For us in imaging science, this means viewing, filtering, and transforming terabyte-sized datasets in real-time. With such vast amounts of data, it is neither possible nor pracitical to examine each image manually. Furthermore for all of the virtues of the human visual system in removing noise and identifying patterns and structures, it is a biased, poorly-scalable instrument and very ill-suited for comparing many images and extracting quantitative information. While thousands of specialized image processing tools exist, they are typically difficult to scale up to cluster and cloud environments and offer very little (if any support) for machine learning, streaming, and graph analysis.
Rather than the traditional approach of focusing on a specialized tool, we chose the framework first. As Apache Spark provided tight Amazon EC2 Cloud Integration, fault-tolerance, scalability, and record-breaking performance it was a clear choice for our analysis. Furthermore adopting a cloud-based approach has allowed us to dynamically scale the computing power as it was needed and keep all the data stored on a single filesystem rather than dealing with a multitude of disks, backups, and data management issues. From a cost perspective, as shown by Novartis, an analysis which would have required a $44 million data center, can be done for $5000 using cloud resources. While other articles have covered machine learning in greater depth, for us the ability to apply the latest generation of algorithms on our terabyte datasets quickly with hardly any additional coding, has meant we can replace and improve many challenging manual tasks like segmentation and labeling with SVM and deep-learning approaches.

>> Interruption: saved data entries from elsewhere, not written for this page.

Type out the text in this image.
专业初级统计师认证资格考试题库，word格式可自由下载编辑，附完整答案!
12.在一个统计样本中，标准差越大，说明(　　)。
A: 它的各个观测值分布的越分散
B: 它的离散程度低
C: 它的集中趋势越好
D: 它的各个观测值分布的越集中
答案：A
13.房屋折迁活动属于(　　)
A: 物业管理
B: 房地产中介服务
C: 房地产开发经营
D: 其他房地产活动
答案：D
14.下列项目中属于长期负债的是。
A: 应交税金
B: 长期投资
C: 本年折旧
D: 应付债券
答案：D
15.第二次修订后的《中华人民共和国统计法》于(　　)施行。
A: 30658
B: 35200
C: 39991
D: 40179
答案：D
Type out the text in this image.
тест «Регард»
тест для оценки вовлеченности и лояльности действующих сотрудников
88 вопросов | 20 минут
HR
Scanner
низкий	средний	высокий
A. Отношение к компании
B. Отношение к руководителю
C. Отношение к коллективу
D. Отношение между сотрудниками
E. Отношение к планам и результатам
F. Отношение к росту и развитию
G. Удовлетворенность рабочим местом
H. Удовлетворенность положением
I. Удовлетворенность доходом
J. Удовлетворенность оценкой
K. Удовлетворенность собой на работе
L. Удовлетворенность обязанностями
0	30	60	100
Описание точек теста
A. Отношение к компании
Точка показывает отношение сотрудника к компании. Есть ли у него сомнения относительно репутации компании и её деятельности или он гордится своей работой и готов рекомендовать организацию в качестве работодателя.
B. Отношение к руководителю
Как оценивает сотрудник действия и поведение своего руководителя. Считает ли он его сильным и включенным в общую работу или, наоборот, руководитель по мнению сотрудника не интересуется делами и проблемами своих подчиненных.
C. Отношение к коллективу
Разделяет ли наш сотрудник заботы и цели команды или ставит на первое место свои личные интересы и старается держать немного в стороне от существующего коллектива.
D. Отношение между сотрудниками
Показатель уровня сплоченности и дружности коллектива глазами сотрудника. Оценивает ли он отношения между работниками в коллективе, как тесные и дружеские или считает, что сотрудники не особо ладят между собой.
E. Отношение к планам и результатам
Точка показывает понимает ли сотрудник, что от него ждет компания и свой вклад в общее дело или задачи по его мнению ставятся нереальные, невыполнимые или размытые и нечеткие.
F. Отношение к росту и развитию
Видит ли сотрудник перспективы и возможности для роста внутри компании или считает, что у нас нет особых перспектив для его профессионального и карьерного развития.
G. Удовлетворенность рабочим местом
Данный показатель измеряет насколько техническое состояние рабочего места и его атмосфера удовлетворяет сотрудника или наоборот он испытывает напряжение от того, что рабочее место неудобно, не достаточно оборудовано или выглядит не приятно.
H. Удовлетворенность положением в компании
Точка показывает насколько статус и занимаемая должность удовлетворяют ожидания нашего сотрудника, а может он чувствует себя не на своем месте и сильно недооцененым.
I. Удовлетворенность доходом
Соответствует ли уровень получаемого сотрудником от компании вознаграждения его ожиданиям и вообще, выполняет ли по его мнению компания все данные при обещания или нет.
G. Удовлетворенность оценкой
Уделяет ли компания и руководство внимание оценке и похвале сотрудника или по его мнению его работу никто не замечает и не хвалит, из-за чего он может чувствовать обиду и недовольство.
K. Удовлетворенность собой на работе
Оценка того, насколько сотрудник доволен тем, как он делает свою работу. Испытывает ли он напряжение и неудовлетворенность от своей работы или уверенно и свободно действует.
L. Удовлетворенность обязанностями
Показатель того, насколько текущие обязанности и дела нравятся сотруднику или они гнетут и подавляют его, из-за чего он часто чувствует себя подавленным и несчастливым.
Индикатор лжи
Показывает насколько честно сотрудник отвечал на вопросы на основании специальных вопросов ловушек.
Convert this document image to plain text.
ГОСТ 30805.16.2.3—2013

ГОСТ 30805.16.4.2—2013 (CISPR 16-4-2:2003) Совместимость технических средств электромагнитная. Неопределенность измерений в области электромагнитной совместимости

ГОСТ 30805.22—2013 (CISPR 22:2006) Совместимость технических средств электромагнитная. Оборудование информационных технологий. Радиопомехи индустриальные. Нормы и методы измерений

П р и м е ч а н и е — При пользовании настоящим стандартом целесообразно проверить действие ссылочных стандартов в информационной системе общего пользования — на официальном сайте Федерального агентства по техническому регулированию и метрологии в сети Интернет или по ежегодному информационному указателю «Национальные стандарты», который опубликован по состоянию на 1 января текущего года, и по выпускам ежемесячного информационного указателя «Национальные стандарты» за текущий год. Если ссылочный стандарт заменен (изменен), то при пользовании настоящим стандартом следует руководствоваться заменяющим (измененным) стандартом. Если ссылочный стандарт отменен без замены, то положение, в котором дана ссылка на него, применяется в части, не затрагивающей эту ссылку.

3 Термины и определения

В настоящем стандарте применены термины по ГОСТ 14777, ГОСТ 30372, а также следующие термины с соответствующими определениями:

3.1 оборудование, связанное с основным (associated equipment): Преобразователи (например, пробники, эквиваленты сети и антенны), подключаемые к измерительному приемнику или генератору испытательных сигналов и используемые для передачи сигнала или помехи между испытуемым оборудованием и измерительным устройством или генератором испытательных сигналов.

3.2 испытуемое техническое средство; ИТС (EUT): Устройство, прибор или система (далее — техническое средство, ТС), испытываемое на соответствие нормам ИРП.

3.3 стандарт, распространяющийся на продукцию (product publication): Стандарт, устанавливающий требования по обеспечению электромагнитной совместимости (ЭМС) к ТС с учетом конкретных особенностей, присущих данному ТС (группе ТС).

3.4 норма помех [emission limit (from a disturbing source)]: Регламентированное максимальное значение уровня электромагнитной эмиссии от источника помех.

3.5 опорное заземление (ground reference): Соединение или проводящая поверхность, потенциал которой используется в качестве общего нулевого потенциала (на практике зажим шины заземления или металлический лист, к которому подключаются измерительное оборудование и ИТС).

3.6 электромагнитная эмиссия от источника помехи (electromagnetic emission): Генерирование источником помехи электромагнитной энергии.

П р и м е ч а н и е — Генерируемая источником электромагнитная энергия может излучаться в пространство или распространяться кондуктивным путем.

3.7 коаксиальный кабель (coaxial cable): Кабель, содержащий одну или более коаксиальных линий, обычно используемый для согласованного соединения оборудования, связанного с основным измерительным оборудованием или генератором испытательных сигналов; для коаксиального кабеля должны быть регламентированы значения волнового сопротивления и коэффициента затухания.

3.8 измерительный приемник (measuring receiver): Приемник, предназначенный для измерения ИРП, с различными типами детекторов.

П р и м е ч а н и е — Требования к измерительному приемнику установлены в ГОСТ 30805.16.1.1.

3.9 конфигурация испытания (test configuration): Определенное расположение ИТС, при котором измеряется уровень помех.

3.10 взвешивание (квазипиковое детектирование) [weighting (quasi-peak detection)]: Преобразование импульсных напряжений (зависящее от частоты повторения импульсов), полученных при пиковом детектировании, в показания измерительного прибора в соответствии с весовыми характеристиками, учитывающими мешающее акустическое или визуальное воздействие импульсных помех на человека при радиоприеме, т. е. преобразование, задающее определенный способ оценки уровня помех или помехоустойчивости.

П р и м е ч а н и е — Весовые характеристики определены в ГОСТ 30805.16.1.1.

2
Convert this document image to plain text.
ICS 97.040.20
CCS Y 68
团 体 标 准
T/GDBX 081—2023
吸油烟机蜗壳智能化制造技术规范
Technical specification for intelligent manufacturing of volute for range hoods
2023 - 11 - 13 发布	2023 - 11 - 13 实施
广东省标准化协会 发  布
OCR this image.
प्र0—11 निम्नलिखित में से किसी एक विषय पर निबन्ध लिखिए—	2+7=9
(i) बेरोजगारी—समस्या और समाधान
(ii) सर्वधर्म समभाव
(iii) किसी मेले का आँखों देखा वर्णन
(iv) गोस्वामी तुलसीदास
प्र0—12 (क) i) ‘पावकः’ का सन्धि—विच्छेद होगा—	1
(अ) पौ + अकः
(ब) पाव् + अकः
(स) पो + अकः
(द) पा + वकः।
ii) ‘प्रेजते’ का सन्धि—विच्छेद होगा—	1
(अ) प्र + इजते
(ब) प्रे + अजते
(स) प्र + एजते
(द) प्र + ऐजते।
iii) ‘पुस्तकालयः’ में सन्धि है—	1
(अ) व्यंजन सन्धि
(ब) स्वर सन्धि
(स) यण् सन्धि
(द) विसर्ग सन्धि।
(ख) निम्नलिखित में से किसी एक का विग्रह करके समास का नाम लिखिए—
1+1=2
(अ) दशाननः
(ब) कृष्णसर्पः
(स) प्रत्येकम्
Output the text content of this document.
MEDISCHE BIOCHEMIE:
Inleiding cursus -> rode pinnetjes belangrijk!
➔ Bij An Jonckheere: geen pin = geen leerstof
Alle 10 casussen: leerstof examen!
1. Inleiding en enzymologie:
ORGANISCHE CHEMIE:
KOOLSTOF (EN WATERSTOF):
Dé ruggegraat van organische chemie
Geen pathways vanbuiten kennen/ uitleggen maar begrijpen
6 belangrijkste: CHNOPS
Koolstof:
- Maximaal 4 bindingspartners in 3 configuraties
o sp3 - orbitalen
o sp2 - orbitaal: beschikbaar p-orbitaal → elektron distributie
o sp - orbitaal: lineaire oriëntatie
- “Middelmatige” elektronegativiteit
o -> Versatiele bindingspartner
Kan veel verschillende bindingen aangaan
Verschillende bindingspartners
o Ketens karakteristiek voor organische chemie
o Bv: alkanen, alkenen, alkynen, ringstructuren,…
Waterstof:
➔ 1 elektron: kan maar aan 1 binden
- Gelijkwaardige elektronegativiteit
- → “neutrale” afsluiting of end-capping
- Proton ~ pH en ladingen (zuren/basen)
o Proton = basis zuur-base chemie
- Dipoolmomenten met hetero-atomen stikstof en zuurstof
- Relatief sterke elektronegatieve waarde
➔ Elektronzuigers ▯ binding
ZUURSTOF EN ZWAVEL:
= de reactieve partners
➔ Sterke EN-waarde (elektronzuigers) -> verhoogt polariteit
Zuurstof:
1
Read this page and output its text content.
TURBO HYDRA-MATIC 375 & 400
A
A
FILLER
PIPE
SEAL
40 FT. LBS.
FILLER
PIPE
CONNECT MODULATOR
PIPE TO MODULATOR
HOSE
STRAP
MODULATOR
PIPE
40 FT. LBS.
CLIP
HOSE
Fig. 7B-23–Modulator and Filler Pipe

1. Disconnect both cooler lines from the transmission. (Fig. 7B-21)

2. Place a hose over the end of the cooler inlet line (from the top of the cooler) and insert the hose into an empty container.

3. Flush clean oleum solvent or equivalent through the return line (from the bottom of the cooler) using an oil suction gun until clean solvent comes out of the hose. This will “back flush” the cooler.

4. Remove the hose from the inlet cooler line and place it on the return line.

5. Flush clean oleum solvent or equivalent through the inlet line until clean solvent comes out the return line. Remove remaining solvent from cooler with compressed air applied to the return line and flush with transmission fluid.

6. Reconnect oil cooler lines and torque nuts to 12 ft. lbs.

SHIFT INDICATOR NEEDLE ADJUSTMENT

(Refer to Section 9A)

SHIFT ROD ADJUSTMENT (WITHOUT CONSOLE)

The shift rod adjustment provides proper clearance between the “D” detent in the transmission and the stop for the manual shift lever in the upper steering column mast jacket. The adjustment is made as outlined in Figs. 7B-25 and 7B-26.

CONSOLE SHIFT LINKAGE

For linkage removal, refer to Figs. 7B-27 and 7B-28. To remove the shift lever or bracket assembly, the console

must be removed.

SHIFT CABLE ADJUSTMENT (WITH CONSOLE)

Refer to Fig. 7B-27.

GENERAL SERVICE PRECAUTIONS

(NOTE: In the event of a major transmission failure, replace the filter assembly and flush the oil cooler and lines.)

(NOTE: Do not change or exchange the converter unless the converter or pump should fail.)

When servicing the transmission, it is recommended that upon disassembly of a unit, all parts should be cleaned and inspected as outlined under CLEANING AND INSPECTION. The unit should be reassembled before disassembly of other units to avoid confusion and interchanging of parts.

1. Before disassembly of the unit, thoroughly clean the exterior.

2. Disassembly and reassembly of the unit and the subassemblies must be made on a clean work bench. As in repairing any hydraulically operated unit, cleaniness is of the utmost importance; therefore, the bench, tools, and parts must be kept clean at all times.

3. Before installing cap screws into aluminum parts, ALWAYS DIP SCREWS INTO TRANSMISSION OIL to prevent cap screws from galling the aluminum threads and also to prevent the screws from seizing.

The next era of software developments is very promising and particularly in the Spark environment there are a few which are of particular interest to us. Approximate computing is being continuously develpped and shows manyfold speedups for common operations. This means we can get approximate results very quickly which typically suffices for exploration and quick hypothesis testing. Streaming and real-time processing while presently too slow for many tasks could soon be at a point where much of the analysis is performed immediately and feedback is available during experiments to improve experimental design and data collection.